The New Patient Examination

Published Date 08/12/2013

The new patient examination is critical to properly treating a patient. Everything we do and recommend comes from this important fact-finding mission.

When a new patient presents to our office, we begin with a thorough review of his or her medical and dental history. I then do a brief intraoral examination to ascertain the radiographic needs of the patient. I begin with an extraoral soft-tissue examination of the head and neck, along with the lips and the cheeks intraorally. I then start my visual caries examination. If I detect an area of concern, I use an intraoral camera (Polaris, Air Techniques) for enhanced magnification and documentation. If my visual and physical exam indicates there may be caries present, I use a caries detection device (Spectra, Air Techniques) to supplement that data and ensure a more accurate diagnosis.

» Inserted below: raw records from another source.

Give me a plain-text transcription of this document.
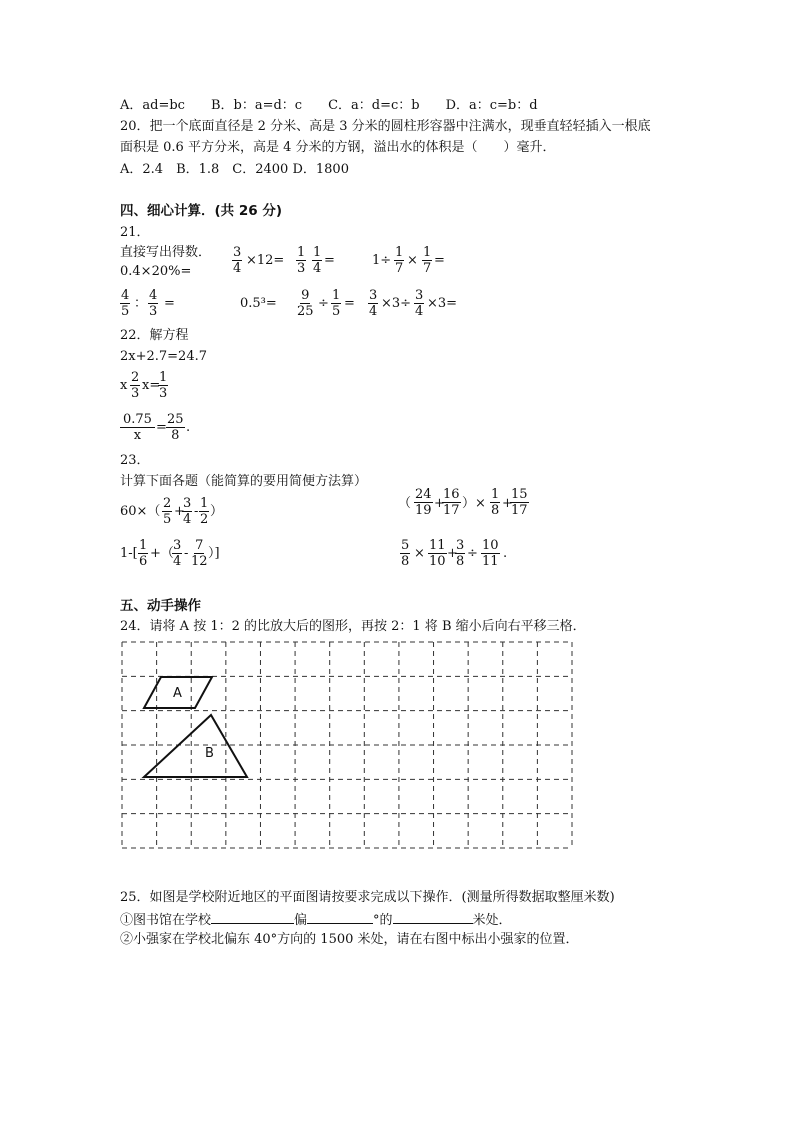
A．ad=bc　　B．b：a=d：c　　C．a：d=c：b　　D．a：c=b：d
20．把一个底面直径是 2 分米、高是 3 分米的圆柱形容器中注满水，现垂直轻轻插入一根底
面积是 0.6 平方分米，高是 4 分米的方钢，溢出水的体积是（　　）毫升．
A．2.4　B．1.8　C．2400 D．1800
四、细心计算．(共 26 分)
21．
直接写出得数．
0.4×20%=
3
4
×12=
1
3
1
4
=	1÷
1
7
×
1
7
=
4
5
：
4
3
=	0.5³=
9
25
÷
1
5
=
3
4
×3÷
3
4
×3=
22．解方程
2x+2.7=24.7
x
2
3
x=
1
3
0.75
x
=
25
8
.
23．
计算下面各题（能简算的要用简便方法算）
60×（
2
5
+
3
4
-
1
2
）
（
24
19 +
16
17 ）×
1
8 +
15
17
1-[
1
6
+（
3
4
-
7
12
）]
5
8
×
11
10
+
3
8
÷
10
11
.
五、动手操作
24．请将 A 按 1：2 的比放大后的图形，再按 2：1 将 B 缩小后向右平移三格．
A
B
25．如图是学校附近地区的平面图请按要求完成以下操作．(测量所得数据取整厘米数)
①图书馆在学校	偏	°的	米处．
②小强家在学校北偏东 40°方向的 1500 米处，请在右图中标出小强家的位置．
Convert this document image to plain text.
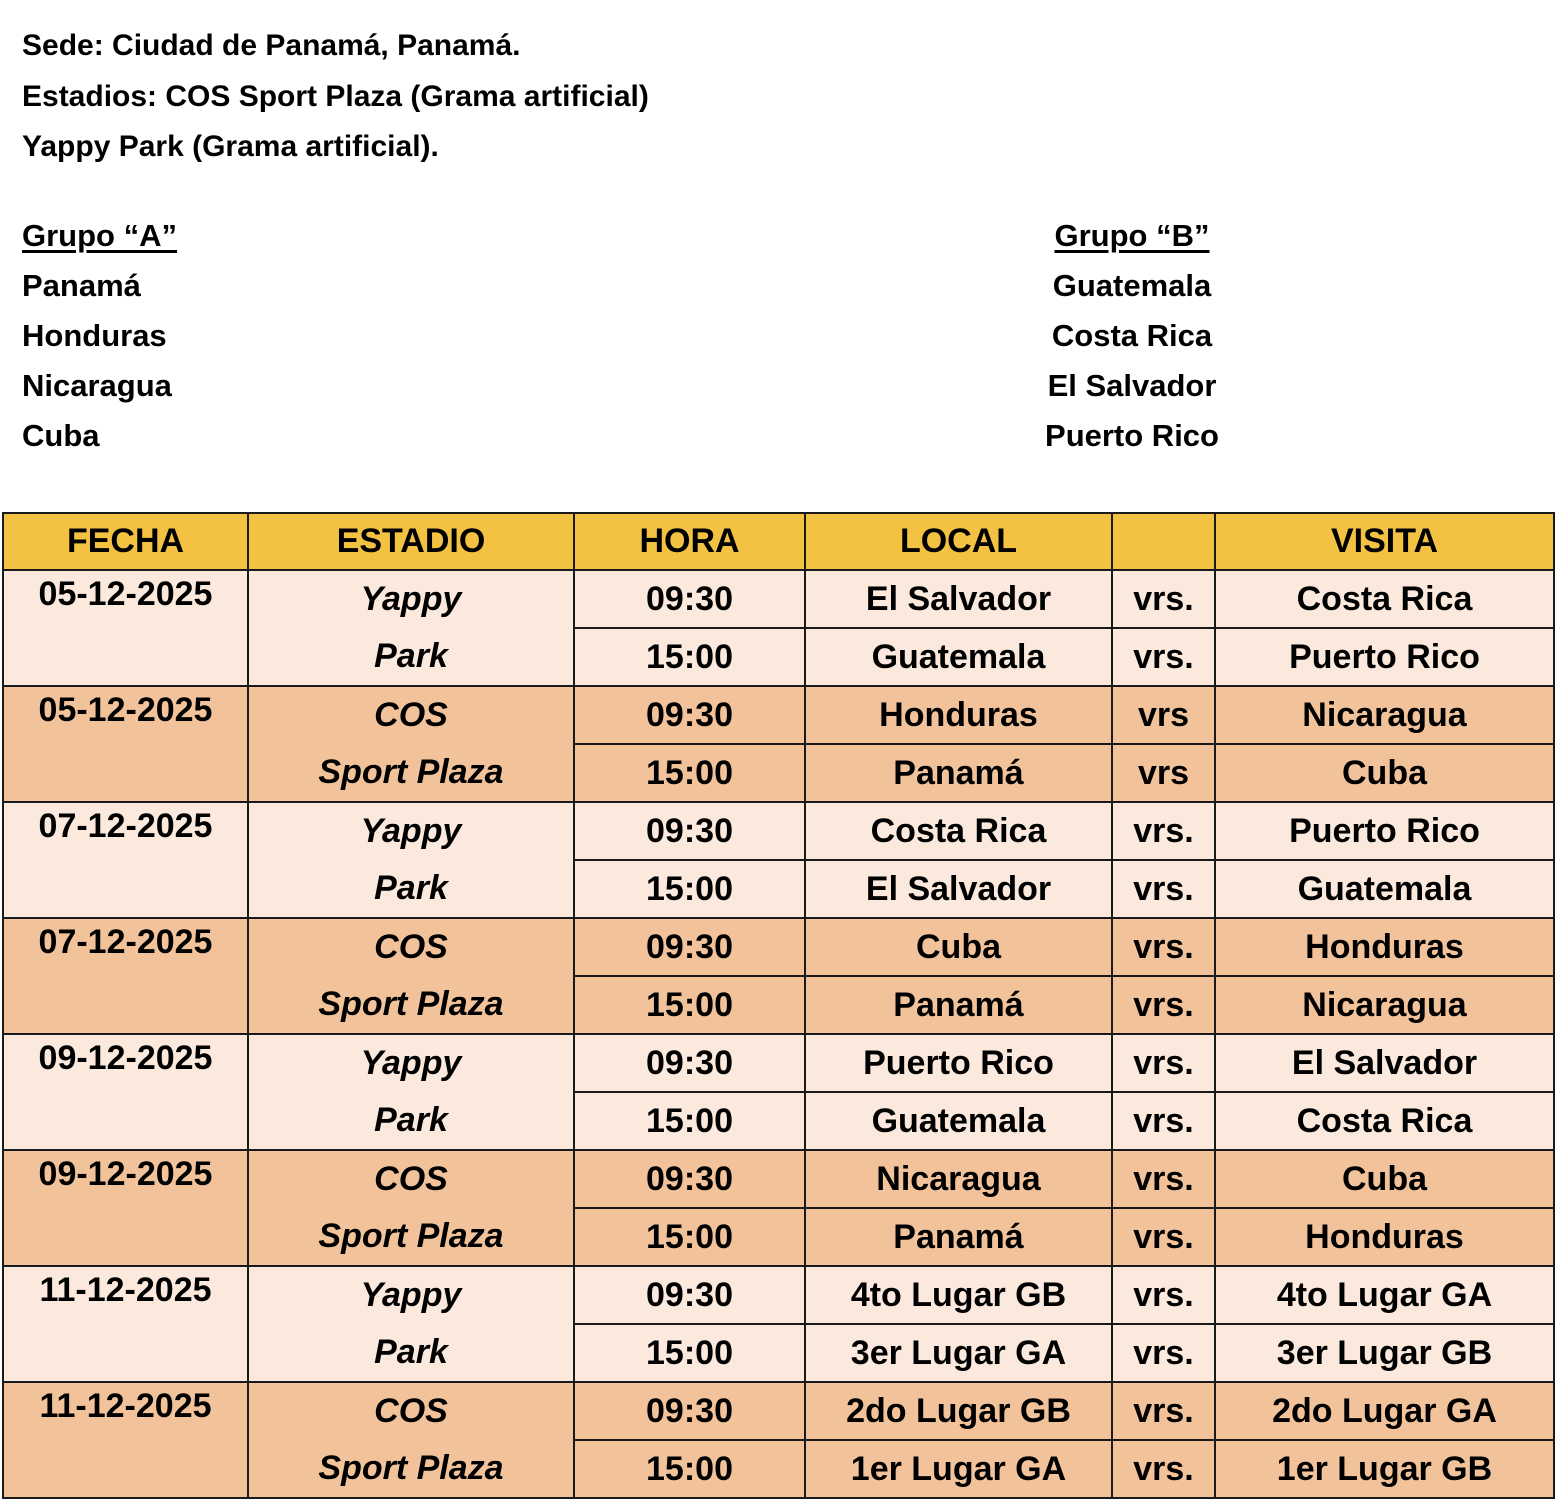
Sede: Ciudad de Panamá, Panamá.
Estadios: COS Sport Plaza (Grama artificial)
Yappy Park (Grama artificial).
Grupo “A”
Panamá
Honduras
Nicaragua
Cuba
Grupo “B”
Guatemala
Costa Rica
El Salvador
Puerto Rico
FECHA	ESTADIO	HORA	LOCAL		VISITA
05-12-2025	Yappy	09:30	El Salvador	vrs.	Costa Rica
	Park	15:00	Guatemala	vrs.	Puerto Rico
05-12-2025	COS	09:30	Honduras	vrs	Nicaragua
	Sport Plaza	15:00	Panamá	vrs	Cuba
07-12-2025	Yappy	09:30	Costa Rica	vrs.	Puerto Rico
	Park	15:00	El Salvador	vrs.	Guatemala
07-12-2025	COS	09:30	Cuba	vrs.	Honduras
	Sport Plaza	15:00	Panamá	vrs.	Nicaragua
09-12-2025	Yappy	09:30	Puerto Rico	vrs.	El Salvador
	Park	15:00	Guatemala	vrs.	Costa Rica
09-12-2025	COS	09:30	Nicaragua	vrs.	Cuba
	Sport Plaza	15:00	Panamá	vrs.	Honduras
11-12-2025	Yappy	09:30	4to Lugar GB	vrs.	4to Lugar GA
	Park	15:00	3er Lugar GA	vrs.	3er Lugar GB
11-12-2025	COS	09:30	2do Lugar GB	vrs.	2do Lugar GA
	Sport Plaza	15:00	1er Lugar GA	vrs.	1er Lugar GB
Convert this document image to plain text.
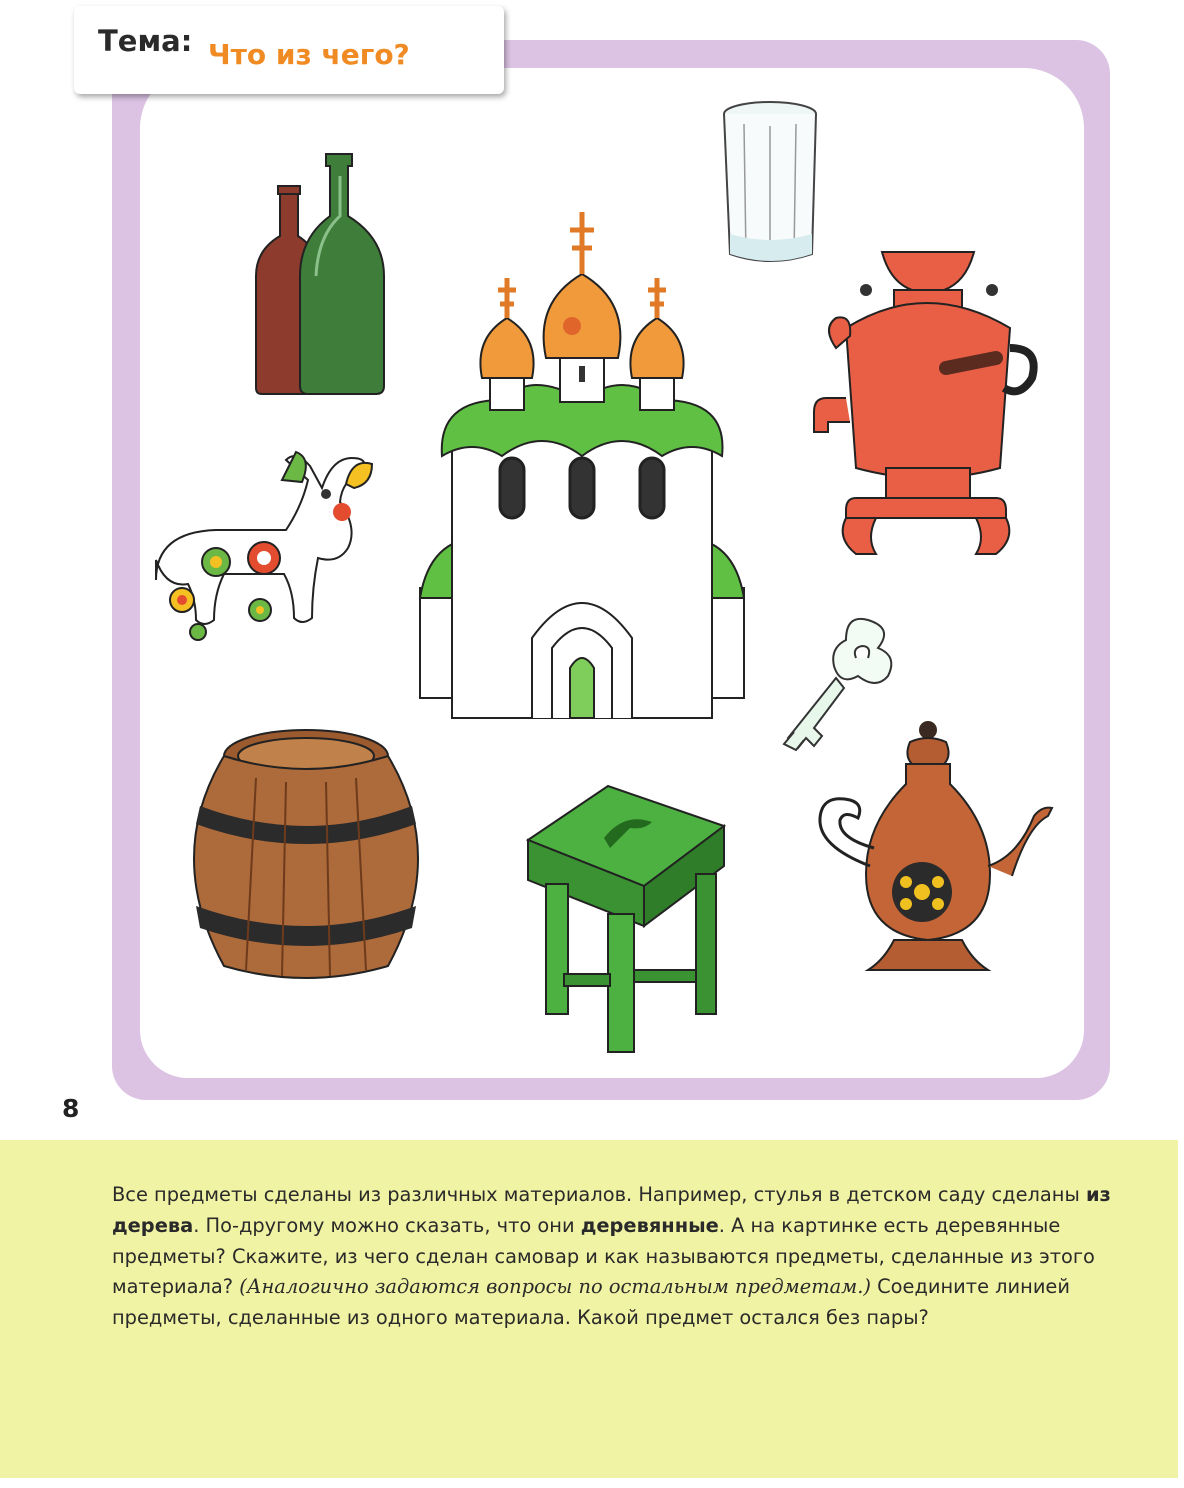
Тема: Что из чего?
8
Все предметы сделаны из различных материалов. Например, стулья в детском саду сделаны из дерева. По-другому можно сказать, что они деревянные. А на картинке есть деревянные предметы? Скажите, из чего сделан самовар и как называются предметы, сделанные из этого материала? (Аналогично задаются вопросы по остальным предметам.) Соедините линией предметы, сделанные из одного материала. Какой предмет остался без пары?
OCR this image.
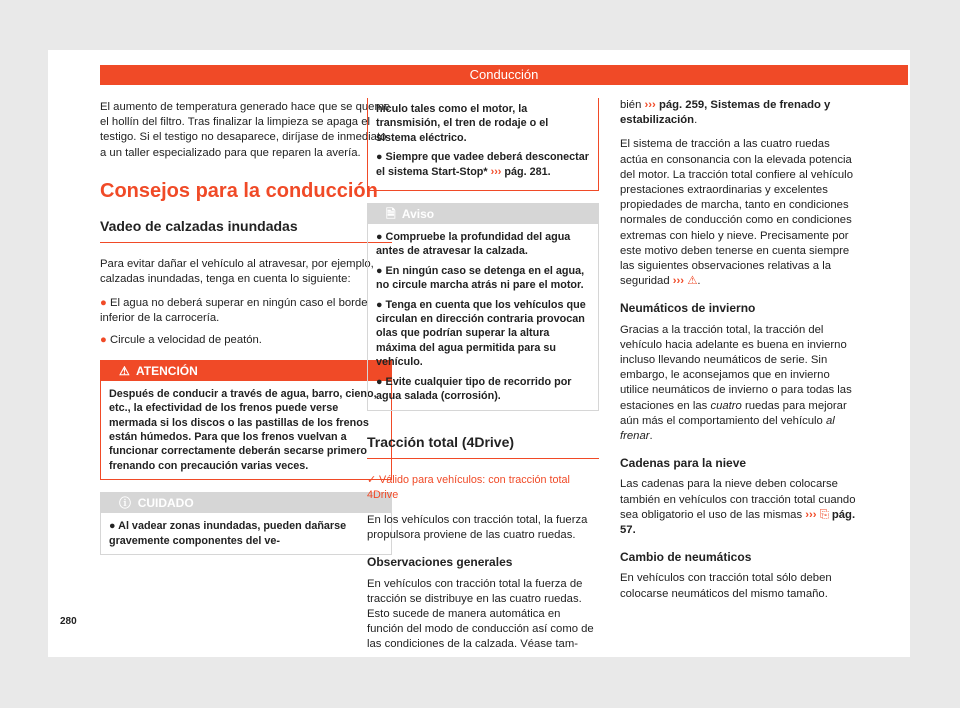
Conducción

El aumento de temperatura generado hace que se queme el hollín del filtro. Tras finalizar la limpieza se apaga el testigo. Si el testigo no desaparece, diríjase de inmediato a un taller especializado para que reparen la avería.

Consejos para la conducción
Vadeo de calzadas inundadas

Para evitar dañar el vehículo al atravesar, por ejemplo, calzadas inundadas, tenga en cuenta lo siguiente:

● El agua no deberá superar en ningún caso el borde inferior de la carrocería.
● Circule a velocidad de peatón.
⚠ ATENCIÓN
Después de conducir a través de agua, barro, cieno, etc., la efectividad de los frenos puede verse mermada si los discos o las pastillas de los frenos están húmedos. Para que los frenos vuelvan a funcionar correctamente deberán secarse primero frenando con precaución varias veces.
ⓘ CUIDADO
● Al vadear zonas inundadas, pueden dañarse gravemente componentes del ve-
hículo tales como el motor, la transmisión, el tren de rodaje o el sistema eléctrico.
● Siempre que vadee deberá desconectar el sistema Start-Stop* ››› pág. 281.
🗎 Aviso
● Compruebe la profundidad del agua antes de atravesar la calzada.
● En ningún caso se detenga en el agua, no circule marcha atrás ni pare el motor.
● Tenga en cuenta que los vehículos que circulan en dirección contraria provocan olas que podrían superar la altura máxima del agua permitida para su vehículo.
● Evite cualquier tipo de recorrido por agua salada (corrosión).
Tracción total (4Drive)

✓ Válido para vehículos: con tracción total 4Drive

En los vehículos con tracción total, la fuerza propulsora proviene de las cuatro ruedas.

Observaciones generales

En vehículos con tracción total la fuerza de tracción se distribuye en las cuatro ruedas. Esto sucede de manera automática en función del modo de conducción así como de las condiciones de la calzada. Véase tam-

bién ››› pág. 259, Sistemas de frenado y estabilización.

El sistema de tracción a las cuatro ruedas actúa en consonancia con la elevada potencia del motor. La tracción total confiere al vehículo prestaciones extraordinarias y excelentes propiedades de marcha, tanto en condiciones normales de conducción como en condiciones extremas con hielo y nieve. Precisamente por este motivo deben tenerse en cuenta siempre las siguientes observaciones relativas a la seguridad ››› ⚠.

Neumáticos de invierno

Gracias a la tracción total, la tracción del vehículo hacia adelante es buena en invierno incluso llevando neumáticos de serie. Sin embargo, le aconsejamos que en invierno utilice neumáticos de invierno o para todas las estaciones en las cuatro ruedas para mejorar aún más el comportamiento del vehículo al frenar.

Cadenas para la nieve

Las cadenas para la nieve deben colocarse también en vehículos con tracción total cuando sea obligatorio el uso de las mismas ››› ⎘ pág. 57.

Cambio de neumáticos

En vehículos con tracción total sólo deben colocarse neumáticos del mismo tamaño.

280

After concluding the caries examination, I perform an intraoral soft-tissue exam under white light. I then complete my exam using an adjunctive oral cancer detection device (VELscope, DenMat).

When gathering radiographic documentation for a new patient, there are many options. In my office, we have the choice of both phosphor plates and sensors. In many cases, a single sensor size (we only have number 2 sensors) does not work for everyone, and phosphor plates are a good option to have on hand. The following photographs show many of the steps when using phosphor plate technology during a new patient exam.

After gathering and recording all diagnostic data from this initial examination and entering it into the patient?s electronic file, I spend time with the patient discussing his or her dental health using images from the exam, as well as other visual and educational aids. All patient questions are answered immediately either directly by me or through the use of patient education software (Guru, Henry Schein Dental).